Perhaps even more importantly, Newman List college campuses foster healthy relationships by providing only single-sex dorms, totally off limits to students of the opposite sex. Inter-visitation between the sexes has been the standard on most campuses, Catholic and otherwise, for decades, and, unsurprisingly, a robust “hookup culture” has also become the norm.

Now some Catholic colleges are attempting to catch up with their secular counterparts in adopting “gender-inclusive” housing policies, spelling the end of single-sex dorms. Sacred Heart University, Saint Mary’s College of California, and Fairfield University are three universities now providing a “gender-inclusive” roommate option, which means sharing a dorm room with someone of the opposite sex.

School officials do recommend against sharing a room with a romantic partner of the opposite sex: “Some relationships are ready for this step while others are not, and there can be serious challenges for all students should the relationship end,” Sacred Heart University’s policy reads.

But parents may find this less than reassuring.

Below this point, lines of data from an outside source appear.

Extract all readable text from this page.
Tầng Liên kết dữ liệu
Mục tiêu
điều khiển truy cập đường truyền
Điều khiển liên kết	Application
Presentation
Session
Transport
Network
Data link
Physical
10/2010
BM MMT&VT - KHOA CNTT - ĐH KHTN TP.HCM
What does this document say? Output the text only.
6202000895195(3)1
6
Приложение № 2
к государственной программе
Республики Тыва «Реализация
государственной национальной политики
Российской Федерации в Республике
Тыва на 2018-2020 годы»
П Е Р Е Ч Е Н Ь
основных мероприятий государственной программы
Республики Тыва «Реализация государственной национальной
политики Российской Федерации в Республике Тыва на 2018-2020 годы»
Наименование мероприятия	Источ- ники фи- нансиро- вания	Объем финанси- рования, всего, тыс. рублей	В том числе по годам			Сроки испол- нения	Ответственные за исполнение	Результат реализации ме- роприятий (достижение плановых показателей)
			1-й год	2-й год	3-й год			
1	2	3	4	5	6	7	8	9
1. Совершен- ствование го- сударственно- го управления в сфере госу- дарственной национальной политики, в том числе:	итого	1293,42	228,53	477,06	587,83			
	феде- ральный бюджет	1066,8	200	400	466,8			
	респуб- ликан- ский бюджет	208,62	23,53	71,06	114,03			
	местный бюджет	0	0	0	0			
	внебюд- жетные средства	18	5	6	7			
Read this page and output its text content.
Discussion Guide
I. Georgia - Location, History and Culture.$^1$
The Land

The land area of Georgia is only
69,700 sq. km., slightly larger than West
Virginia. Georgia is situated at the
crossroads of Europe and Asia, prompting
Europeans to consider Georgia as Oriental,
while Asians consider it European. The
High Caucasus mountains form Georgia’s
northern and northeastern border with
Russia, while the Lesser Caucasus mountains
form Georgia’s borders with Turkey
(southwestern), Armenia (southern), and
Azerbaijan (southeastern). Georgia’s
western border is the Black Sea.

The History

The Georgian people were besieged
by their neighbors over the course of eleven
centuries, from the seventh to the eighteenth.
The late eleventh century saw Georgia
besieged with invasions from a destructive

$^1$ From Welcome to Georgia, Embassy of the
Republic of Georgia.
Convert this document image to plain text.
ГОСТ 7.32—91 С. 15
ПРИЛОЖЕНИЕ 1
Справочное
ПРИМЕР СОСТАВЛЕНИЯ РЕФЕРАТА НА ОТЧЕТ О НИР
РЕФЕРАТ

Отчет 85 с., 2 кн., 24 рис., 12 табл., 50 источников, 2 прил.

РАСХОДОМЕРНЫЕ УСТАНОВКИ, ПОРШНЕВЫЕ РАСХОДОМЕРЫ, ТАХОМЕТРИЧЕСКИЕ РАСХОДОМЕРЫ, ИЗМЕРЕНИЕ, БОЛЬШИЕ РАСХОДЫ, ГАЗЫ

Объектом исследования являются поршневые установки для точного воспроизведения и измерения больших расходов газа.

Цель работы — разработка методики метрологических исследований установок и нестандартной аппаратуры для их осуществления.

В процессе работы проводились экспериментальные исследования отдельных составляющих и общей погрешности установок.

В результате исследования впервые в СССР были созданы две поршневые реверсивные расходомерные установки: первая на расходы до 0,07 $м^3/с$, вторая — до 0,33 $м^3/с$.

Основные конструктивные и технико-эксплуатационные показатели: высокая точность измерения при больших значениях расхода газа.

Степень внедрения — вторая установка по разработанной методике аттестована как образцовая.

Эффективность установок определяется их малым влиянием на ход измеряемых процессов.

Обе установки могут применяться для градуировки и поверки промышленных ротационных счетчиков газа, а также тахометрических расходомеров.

Patrick O’Hearn’s Courtship of the Saints: How the Saints Met Their Spouses

Patrick O’Hearn, author of Courtship of the Saints: How the Saints Met Their Spouses, sums it up on the Newman Society’s blog:  “Attending a Newman Guide college with its promotion of the sacramental life, faithfulness to the Magisterium, and flowering of Catholic culture increases grace in one’s soul, but also increases one’s odds to find a holy spouse. You are more likely to find a holy spouse at daily Mass than you will at a bar. You are more likely to find a holy spouse sitting in a theology class than sitting in a class on LGBT studies.”